Detailed analysis of the response curves obtained from interwell
studies allows to:
· detect high permeability channels,
barriers and fractures;
· detect communications between layers;
· evaluate the fraction of the injection
water reaching each production well;
· determine residence time distributions;
· indicate different stratifications in the
same layer;
· determine preferential flow directions in
the reservoir. All this information can be used to make operational waterflooding
decisions in order to increase oil production.

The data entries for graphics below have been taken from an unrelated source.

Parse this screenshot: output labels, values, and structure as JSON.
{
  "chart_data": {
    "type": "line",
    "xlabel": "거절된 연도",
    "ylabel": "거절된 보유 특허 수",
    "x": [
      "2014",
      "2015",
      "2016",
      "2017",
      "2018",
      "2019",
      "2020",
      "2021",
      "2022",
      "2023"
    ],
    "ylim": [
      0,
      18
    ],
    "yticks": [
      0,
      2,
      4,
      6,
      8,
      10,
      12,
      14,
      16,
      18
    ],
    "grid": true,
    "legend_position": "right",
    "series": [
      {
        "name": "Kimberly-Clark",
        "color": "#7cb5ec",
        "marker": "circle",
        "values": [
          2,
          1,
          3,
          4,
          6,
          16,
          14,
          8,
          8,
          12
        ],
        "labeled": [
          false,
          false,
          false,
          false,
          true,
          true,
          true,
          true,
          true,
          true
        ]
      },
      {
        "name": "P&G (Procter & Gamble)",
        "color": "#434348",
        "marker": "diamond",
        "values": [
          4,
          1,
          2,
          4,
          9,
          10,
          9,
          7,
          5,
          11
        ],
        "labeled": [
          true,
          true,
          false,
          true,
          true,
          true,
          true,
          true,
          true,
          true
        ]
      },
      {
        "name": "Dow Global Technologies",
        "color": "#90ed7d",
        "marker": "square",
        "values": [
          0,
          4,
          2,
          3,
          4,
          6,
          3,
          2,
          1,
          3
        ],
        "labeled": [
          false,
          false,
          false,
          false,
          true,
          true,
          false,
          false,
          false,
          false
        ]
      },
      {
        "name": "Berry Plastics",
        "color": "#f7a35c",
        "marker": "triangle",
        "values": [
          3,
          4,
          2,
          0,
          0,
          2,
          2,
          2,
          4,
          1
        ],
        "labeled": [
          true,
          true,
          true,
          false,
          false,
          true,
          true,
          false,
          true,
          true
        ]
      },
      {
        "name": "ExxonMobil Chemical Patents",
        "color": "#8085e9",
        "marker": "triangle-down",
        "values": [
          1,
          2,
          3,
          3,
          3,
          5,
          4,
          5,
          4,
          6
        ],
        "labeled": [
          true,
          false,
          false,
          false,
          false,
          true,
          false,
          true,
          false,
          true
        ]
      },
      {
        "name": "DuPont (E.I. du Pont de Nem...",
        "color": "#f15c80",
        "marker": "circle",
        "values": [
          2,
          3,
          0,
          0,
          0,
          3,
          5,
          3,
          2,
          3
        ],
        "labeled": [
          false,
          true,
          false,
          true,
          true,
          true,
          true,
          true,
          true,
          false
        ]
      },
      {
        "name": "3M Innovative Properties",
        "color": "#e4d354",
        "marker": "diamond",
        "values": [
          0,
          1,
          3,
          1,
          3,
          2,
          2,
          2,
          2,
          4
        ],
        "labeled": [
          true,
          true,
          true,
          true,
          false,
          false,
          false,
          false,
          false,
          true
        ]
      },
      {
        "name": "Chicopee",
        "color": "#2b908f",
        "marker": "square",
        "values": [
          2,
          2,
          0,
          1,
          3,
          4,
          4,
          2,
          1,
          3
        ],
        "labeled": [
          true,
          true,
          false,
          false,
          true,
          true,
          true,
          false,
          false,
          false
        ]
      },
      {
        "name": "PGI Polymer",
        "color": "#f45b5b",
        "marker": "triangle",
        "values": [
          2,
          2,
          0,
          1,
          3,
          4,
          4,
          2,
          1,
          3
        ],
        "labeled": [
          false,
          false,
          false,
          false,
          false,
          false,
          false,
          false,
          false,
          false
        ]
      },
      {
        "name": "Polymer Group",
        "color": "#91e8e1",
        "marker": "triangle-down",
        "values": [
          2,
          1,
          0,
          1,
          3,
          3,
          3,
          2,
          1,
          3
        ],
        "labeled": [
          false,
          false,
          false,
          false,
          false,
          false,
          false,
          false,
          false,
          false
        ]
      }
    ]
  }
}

Interwell tracer tests give quantitative information on the fluid dynamics in a reservoir. Now, dynamic information from a reservoir may in addition be obtained by three other methods: Logging of production rates (profiles) of reservoir fluids, pressure testing and time-lapse seismic examinations (4D seismics). However, these methods and the tracer testing are complimentary, and cannot directly replace each other. In this framework is especially convenient to use radioactive tracers and among them tritium, as tritiated water, because of a number of advantages, mainly its excellent dynamic behaviour and not being a gamma emitter. NOLDOR S.R.L. strongly recommends the using of tritium as first tracer though also offers chemical tracers as a complement. Radiological safety NOLDOR S.R.L. has institutional and personal licenses for working with tritium and others radioisotopes granted by the Argentinean Nuclear Regulatory Authority (ARN). Any practise performed by NOLDOR implying the use of radiotracers in oil fields or industrial plants or involving the environment are backed-up by a procedure especially developed for each particular case and approved by the customer. NOLDOR has special containers for radioisotope transport according to requirements established by "Regulations for the Safe Transport of Radioactive Material" (International Atomic Energy Agency) and local regulations and that also agree with the specifications of other international organisations such as World Health Organisation (WHO) and Organisation for Economic Co-operation and Development (OECD).